In a sane society, a “non-black student” who demanded that black students be graded with greater “leniency” than others would be castigated as a racist. But in the Left’s funhouse mirror ethics, war is peace, freedom is slavery, ignorance is strength, and treating students differently based on race is racial justice.

The student wrote to Klein: “We are writing to express our tremendous concern about the impact that this final exam and project will have on the mental and physical health of our Black classmates.” Klein believes that the student was using an online racial justice form letter: “There was no project in this class, and it was unclear to me who the ‘we’ in this case was. I suspected the student simply used a form letter he found online and neglected to change the subject.”

The letter went on to claim that black students were too traumatized by racism to do well on the final exam: “The unjust murders of Ahmaud Arbery, Breonna Taylor and George Floyd, the life-threatening actions of Amy Cooper and the violent conduct of the [University of California Police Department] have led to fear and anxiety which is further compounded by the disproportionate effect of COVID-19 on the Black community. As we approach finals week, we recognize that these conditions place Black students at an unfair academic disadvantage due to traumatic circumstances out of their control.” It concluded: “This is not a joint effort to get finals canceled for non-Black students, but rather an ask that you exercise compassion and leniency with Black students in our major.”

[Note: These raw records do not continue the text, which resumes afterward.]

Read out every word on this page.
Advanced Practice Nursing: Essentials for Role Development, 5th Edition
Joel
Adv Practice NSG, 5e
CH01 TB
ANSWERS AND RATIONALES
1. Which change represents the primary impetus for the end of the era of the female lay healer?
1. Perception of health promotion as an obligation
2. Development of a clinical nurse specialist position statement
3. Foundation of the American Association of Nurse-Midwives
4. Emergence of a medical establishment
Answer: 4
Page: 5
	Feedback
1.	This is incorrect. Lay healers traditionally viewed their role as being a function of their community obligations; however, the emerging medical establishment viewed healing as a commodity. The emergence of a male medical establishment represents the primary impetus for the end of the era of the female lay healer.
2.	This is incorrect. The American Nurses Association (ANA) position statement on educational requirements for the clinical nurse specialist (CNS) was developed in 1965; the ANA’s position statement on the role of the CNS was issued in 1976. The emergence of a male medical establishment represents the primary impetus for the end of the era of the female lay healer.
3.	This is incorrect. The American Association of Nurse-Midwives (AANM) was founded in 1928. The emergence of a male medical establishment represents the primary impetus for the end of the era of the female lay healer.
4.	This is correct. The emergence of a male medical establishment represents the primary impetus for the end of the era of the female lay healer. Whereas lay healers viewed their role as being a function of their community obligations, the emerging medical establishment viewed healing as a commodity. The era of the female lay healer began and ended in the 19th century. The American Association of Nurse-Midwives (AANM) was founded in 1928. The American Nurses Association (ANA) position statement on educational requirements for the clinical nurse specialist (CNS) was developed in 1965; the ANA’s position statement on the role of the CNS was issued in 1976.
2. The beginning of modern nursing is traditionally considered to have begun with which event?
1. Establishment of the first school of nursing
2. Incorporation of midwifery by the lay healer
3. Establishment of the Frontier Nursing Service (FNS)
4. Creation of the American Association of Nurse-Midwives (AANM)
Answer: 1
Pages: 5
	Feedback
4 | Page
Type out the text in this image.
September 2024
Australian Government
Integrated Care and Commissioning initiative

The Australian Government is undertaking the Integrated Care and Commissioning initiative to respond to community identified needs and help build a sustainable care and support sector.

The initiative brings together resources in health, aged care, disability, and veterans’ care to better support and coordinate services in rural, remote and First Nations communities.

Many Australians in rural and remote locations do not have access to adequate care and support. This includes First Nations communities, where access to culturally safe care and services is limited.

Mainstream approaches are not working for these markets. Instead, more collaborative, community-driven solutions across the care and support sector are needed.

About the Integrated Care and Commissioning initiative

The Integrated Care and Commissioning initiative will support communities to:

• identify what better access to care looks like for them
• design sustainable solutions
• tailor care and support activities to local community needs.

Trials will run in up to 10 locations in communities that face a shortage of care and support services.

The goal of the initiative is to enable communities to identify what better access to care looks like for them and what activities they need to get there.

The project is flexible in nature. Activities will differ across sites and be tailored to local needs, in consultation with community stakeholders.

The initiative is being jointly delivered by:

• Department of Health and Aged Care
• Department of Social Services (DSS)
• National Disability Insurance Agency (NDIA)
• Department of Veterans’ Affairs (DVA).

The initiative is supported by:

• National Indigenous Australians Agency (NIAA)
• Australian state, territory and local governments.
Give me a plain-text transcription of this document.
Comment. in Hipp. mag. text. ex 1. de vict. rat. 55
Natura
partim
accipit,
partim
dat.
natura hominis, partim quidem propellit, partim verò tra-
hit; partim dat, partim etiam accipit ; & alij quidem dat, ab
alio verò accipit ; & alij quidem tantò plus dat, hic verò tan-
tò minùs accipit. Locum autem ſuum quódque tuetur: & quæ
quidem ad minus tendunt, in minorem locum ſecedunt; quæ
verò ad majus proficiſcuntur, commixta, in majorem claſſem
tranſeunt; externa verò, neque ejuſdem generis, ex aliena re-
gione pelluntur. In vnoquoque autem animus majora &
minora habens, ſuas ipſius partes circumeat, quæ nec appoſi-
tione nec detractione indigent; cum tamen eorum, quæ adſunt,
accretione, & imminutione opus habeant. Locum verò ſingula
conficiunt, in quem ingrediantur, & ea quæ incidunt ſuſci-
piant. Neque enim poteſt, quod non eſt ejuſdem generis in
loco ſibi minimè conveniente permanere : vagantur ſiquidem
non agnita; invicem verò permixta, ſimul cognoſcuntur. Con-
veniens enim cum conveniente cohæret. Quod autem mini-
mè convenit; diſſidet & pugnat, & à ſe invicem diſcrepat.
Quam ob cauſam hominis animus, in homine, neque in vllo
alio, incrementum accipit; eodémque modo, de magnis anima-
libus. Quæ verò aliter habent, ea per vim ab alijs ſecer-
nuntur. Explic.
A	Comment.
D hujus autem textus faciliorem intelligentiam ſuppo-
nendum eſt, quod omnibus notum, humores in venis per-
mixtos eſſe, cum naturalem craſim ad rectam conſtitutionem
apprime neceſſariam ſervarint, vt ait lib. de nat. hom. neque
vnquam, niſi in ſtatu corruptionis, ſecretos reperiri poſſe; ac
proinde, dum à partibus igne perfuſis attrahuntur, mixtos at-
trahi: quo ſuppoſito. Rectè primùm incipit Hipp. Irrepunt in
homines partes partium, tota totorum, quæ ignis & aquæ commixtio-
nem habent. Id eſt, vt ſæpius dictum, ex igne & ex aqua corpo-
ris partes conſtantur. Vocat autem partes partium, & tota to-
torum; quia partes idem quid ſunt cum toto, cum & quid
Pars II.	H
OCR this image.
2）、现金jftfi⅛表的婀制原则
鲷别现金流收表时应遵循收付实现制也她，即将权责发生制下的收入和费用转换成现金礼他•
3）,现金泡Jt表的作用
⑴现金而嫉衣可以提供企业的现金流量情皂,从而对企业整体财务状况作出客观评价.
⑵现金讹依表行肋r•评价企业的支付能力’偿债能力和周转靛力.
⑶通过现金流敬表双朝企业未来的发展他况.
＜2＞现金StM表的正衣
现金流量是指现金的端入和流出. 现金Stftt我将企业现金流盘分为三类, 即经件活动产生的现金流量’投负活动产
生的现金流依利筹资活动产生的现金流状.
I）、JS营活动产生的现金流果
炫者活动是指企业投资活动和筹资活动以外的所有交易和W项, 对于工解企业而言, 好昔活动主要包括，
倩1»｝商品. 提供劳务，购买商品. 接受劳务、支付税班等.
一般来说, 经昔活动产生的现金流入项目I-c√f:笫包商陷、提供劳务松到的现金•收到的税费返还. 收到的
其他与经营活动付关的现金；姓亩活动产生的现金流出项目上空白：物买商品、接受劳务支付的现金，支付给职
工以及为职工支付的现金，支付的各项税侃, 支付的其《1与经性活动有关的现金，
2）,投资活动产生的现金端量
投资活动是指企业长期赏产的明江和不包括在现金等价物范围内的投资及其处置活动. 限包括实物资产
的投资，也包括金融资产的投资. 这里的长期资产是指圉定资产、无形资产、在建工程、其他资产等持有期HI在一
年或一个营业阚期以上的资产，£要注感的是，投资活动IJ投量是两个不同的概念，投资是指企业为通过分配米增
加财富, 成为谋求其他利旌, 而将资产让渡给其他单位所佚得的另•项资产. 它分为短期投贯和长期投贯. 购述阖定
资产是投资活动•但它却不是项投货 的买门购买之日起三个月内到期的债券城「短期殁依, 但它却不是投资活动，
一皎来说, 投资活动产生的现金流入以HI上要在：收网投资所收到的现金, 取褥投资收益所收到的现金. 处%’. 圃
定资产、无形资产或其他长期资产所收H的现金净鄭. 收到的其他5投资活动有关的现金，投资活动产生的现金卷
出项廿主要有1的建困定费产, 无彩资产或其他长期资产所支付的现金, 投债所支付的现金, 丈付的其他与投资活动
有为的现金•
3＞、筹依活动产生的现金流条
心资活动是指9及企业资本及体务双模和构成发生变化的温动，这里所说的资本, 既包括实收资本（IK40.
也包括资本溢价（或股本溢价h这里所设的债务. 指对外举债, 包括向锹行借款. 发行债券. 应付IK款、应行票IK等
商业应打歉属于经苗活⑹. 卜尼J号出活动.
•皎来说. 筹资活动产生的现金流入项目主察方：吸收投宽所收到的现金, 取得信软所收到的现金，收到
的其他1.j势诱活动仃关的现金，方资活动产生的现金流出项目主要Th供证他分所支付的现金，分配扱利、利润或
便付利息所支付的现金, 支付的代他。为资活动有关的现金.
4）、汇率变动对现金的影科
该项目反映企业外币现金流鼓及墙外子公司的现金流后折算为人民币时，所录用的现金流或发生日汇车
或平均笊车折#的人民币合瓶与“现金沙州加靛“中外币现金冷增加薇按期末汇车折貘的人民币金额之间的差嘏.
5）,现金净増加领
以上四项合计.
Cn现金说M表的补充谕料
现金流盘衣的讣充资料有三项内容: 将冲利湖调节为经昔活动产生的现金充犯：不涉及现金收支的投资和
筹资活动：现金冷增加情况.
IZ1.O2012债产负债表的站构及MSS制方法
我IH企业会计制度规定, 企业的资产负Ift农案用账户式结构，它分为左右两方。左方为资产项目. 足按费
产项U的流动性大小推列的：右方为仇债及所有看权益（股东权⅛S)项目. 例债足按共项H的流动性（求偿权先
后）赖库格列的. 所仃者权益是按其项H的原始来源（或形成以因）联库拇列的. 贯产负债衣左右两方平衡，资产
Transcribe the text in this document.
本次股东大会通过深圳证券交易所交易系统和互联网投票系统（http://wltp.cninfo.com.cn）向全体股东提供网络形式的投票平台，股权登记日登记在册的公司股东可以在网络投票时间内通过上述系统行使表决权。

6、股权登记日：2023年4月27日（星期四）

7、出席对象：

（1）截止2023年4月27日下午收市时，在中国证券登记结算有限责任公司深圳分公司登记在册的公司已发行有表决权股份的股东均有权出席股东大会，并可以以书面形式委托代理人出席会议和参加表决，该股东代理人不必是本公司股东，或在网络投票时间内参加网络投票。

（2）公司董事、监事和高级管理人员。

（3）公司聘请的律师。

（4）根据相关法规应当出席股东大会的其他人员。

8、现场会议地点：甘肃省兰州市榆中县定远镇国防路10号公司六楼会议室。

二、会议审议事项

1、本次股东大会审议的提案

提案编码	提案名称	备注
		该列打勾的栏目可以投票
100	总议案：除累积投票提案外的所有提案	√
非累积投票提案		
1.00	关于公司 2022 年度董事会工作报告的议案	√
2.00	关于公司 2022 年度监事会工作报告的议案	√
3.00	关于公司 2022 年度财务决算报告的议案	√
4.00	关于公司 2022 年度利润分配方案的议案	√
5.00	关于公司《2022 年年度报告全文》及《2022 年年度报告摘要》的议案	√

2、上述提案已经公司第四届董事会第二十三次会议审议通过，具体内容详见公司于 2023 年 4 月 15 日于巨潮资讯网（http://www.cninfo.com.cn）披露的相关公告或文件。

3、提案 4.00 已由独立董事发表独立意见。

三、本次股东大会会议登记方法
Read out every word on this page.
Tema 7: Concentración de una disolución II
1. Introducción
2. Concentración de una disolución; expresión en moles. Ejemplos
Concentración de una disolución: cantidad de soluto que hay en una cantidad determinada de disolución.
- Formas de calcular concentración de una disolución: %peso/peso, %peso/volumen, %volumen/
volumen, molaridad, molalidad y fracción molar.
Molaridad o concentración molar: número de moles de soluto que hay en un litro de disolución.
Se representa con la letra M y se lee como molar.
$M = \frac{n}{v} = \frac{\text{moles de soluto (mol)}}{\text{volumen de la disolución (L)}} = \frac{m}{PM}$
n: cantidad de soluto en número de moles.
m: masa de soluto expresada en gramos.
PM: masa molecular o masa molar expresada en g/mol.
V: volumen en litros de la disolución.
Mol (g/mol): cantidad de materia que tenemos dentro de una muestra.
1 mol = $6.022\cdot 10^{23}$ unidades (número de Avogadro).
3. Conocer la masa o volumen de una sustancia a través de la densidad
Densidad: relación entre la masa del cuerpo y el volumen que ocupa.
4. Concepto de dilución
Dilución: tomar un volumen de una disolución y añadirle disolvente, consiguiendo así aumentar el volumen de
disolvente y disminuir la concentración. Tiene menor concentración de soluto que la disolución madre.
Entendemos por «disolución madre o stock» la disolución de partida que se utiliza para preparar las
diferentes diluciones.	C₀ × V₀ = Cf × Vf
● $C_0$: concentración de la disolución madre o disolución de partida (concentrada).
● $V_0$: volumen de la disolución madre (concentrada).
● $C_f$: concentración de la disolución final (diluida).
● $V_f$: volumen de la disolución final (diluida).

Klein notes that “in a subsequent conversation with a university investigator,” the student who wrote the letter made it clear that he “intended that the requested adjustments apply to Black students and not the class generally.” To strengthen the case, the student invoked the Anderson School of Management’s “Equity, Diversity, and Inclusion” agenda, which stresses that a “commitment to equity, diversity and inclusion as fundamental to achieving Anderson’s mission.”